Comparaissant comme témoin, l’ancien délégué de Hèvié, Joseph A. Azimagba a déclaré reconnaître l’authenticité de l’imprimé, mais assure ne pas certifier le cachet, encore moins les signatures. La présidente lui a fait signer séance tenante sur du papier blanc pour viser, afin de comparer cette signature avec celle qui figure au dossier de la cour.
Lors de la confrontation chef de village-accusé, relativement à la contestation de l’authenticité des signatures, Cajus Agonhossou a confié que c’est Eric Koubasso qui s’est chargé des formalités et que le faux relevé ne lui serait pas imputable.
C’est alors que la partie civile, dame Rosaline Adjignon expliquant ce qu’elle en sait, a déclaré avoir acquis une parcelle auprès de la société dans laquelle Eric Koubasso travaillait. C’est à cette occasion que Cajus Agonhossou s’est offert pour l’aider à faire les courses afin d’avoir les papiers d’achat, parce qu’ayant aussi acquis une parcelle auprès de la même structure. Elle a confié que c’est quand elle a soldé les sous réclamés en vue des formalités, qu’elle s’est portée sur le domaine acquis pour le forage de puits.
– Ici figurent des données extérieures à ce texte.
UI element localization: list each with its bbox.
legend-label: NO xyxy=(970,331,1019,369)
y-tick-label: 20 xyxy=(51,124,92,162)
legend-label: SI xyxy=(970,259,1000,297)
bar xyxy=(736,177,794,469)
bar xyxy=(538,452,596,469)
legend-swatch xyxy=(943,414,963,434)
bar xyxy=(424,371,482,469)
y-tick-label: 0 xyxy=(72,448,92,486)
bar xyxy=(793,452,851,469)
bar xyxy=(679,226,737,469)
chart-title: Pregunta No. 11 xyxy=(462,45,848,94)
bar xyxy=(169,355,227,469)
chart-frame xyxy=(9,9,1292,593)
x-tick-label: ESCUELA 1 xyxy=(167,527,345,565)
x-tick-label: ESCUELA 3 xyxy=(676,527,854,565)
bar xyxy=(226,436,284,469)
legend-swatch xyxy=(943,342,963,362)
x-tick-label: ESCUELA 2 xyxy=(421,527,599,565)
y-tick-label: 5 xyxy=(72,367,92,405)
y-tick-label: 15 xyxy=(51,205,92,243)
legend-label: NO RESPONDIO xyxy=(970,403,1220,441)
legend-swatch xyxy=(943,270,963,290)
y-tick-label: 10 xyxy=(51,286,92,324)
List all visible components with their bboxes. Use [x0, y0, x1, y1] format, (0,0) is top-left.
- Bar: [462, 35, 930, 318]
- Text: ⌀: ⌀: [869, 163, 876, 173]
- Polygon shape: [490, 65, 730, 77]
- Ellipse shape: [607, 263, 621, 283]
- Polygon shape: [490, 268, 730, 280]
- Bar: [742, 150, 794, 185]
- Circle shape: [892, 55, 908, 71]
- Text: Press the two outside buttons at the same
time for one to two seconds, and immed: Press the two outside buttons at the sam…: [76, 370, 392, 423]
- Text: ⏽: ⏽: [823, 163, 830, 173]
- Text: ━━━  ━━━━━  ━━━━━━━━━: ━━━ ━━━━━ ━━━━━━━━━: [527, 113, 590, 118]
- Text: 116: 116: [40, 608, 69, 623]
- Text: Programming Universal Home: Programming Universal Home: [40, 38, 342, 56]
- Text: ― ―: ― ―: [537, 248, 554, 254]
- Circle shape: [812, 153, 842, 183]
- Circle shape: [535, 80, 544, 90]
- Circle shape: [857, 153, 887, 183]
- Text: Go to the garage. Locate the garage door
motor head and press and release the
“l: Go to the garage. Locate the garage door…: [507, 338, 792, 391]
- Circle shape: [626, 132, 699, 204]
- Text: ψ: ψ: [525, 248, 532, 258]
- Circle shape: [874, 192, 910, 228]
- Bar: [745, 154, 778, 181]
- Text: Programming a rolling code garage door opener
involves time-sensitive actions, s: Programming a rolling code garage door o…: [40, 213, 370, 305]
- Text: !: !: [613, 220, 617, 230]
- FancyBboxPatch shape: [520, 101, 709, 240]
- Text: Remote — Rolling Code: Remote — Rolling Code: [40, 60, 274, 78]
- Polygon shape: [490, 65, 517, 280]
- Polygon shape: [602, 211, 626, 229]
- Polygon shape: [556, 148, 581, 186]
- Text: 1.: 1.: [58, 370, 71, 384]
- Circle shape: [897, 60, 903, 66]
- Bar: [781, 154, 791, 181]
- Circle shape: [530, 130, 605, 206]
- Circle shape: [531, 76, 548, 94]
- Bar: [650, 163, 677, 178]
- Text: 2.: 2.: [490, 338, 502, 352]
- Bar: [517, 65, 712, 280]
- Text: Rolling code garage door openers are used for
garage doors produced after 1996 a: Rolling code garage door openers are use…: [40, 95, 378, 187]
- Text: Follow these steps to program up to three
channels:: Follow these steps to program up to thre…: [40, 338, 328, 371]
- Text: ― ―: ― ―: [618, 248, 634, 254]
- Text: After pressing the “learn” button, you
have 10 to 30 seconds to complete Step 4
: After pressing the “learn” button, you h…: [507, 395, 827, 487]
C’est en ce moment, précise-t-elle, qu’il lui a été signifié d’arrêter les travaux parce que la parcelle ne lui appartiendrait pas. Elle s’est donc lancée dans les démarches pour disposer de papiers authentiques. Elle a déclaré avoir versé, à ce titre, 525 000 F CFA à Cajus Agonhossou qui les lui a réclamés. Mais l’accusé n’a reconnu avoir encaissé de ses mains que 300 000 F CFA pour lesquels il déclare avoir délivré décharge. Ainsi après ces explications et la lecture des pièces, Julien Tiamou a pris la parole pour ses réquisitions.
Sur ce volet, le ministère public, Julien Tiamou a soutenu que la dénégation systématique ne peut résister à l’analyse des faits de faux et usage de faux et d’escroquerie prévus et punis par les articles, 146, 147 et 405 du Code pénal. Ainsi, pour lui, l’accusé était conscient qu’il proposait de faux documents à celle qu’il prétendait aider. Il a donc indiqué à la cour de retenir sa responsabilité pour les chefs d’accusation retenus contre lui.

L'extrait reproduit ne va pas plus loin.